Design, Setting, and Participants  Review of a prospectively maintained thoracic surgery database that includes patients who underwent lung resection for lung cancer between January 1, 2009, and December 31, 2012, at a single Veterans Affairs medical center among a consecutive cohort of 166 patients with clinically early-stage (I or II) lung cancer who underwent lobectomy with nodal dissection.

Interventions  Endobronchial ultrasonography-guided transbronchial needle aspiration mediastinal staging (EBUS group) in 62 patients (37.3%) was compared with noninvasive nodal staging plus integrated positron emission tomography–computed tomography only (PET/CT-only group) in 104 patients (62.7%). The accuracy of nodal staging was assessed by comparison with the final pathological staging after complete nodal dissection (the gold standard).

Main Outcomes and Measures  Primary outcomes were feasibility, safety, accuracy, and negative predictive value of EBUS-TBNA for preoperative nodal staging.
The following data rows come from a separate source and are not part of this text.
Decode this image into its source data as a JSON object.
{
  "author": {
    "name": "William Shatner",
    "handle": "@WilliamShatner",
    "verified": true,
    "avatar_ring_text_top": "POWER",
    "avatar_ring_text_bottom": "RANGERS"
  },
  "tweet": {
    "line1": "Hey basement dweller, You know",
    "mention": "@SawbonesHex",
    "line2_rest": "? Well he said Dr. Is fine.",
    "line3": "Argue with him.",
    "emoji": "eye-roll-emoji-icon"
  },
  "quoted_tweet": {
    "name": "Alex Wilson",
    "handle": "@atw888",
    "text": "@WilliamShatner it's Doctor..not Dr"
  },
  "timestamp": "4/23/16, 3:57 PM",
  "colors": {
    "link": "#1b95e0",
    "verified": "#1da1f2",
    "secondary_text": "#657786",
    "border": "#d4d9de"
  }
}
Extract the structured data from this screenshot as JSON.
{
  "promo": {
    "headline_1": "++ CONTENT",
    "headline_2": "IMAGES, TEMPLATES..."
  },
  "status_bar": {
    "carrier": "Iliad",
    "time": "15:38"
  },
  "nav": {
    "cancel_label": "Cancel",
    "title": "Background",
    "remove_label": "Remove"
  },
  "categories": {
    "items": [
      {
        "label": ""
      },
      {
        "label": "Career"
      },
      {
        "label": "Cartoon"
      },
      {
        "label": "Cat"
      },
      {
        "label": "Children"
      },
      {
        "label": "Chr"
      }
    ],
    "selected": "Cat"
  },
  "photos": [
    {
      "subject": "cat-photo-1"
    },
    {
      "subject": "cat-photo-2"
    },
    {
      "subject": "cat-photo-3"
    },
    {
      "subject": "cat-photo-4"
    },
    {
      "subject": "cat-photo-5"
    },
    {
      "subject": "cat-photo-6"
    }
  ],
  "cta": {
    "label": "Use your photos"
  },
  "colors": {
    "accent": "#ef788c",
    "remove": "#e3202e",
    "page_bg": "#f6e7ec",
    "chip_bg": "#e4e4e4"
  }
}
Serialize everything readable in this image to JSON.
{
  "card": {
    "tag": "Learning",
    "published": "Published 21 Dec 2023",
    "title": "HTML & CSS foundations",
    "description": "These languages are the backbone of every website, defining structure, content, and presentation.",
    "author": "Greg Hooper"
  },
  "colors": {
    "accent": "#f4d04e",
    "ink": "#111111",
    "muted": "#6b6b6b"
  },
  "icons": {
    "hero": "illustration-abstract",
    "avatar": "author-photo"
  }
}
A secondary outcome was the rate of nontherapeutic lung resection for occult N2 disease, with comparison between the EBUS group and the PET/CT-only group.

Results  No significant complications were attributable to the EBUS-TBNA procedure. In the EBUS group, 258 lymph node stations were sampled. N1 hilar metastases were diagnosed in 8 patients (12.9%) before surgery, and the remainder were staged N0. Accuracy and negative predictive value of EBUS-TBNA were 93.5% (58 of 62) and 92.6% (50 of 54), respectively. The overall rate of nontherapeutic lung resection performed in patients with occult N2 disease was 10.8% (18 of 166) (8.1% in the EBUS group and 12.5% in the PET/CT-only group) (P = .37).

Conclusion and Relevance  A preoperative lung cancer staging strategy that includes EBUS-TBNA seems to be safe and effective in a veteran population, resulting in a low rate of nontherapeutic operations because of occult N2 nodal disease.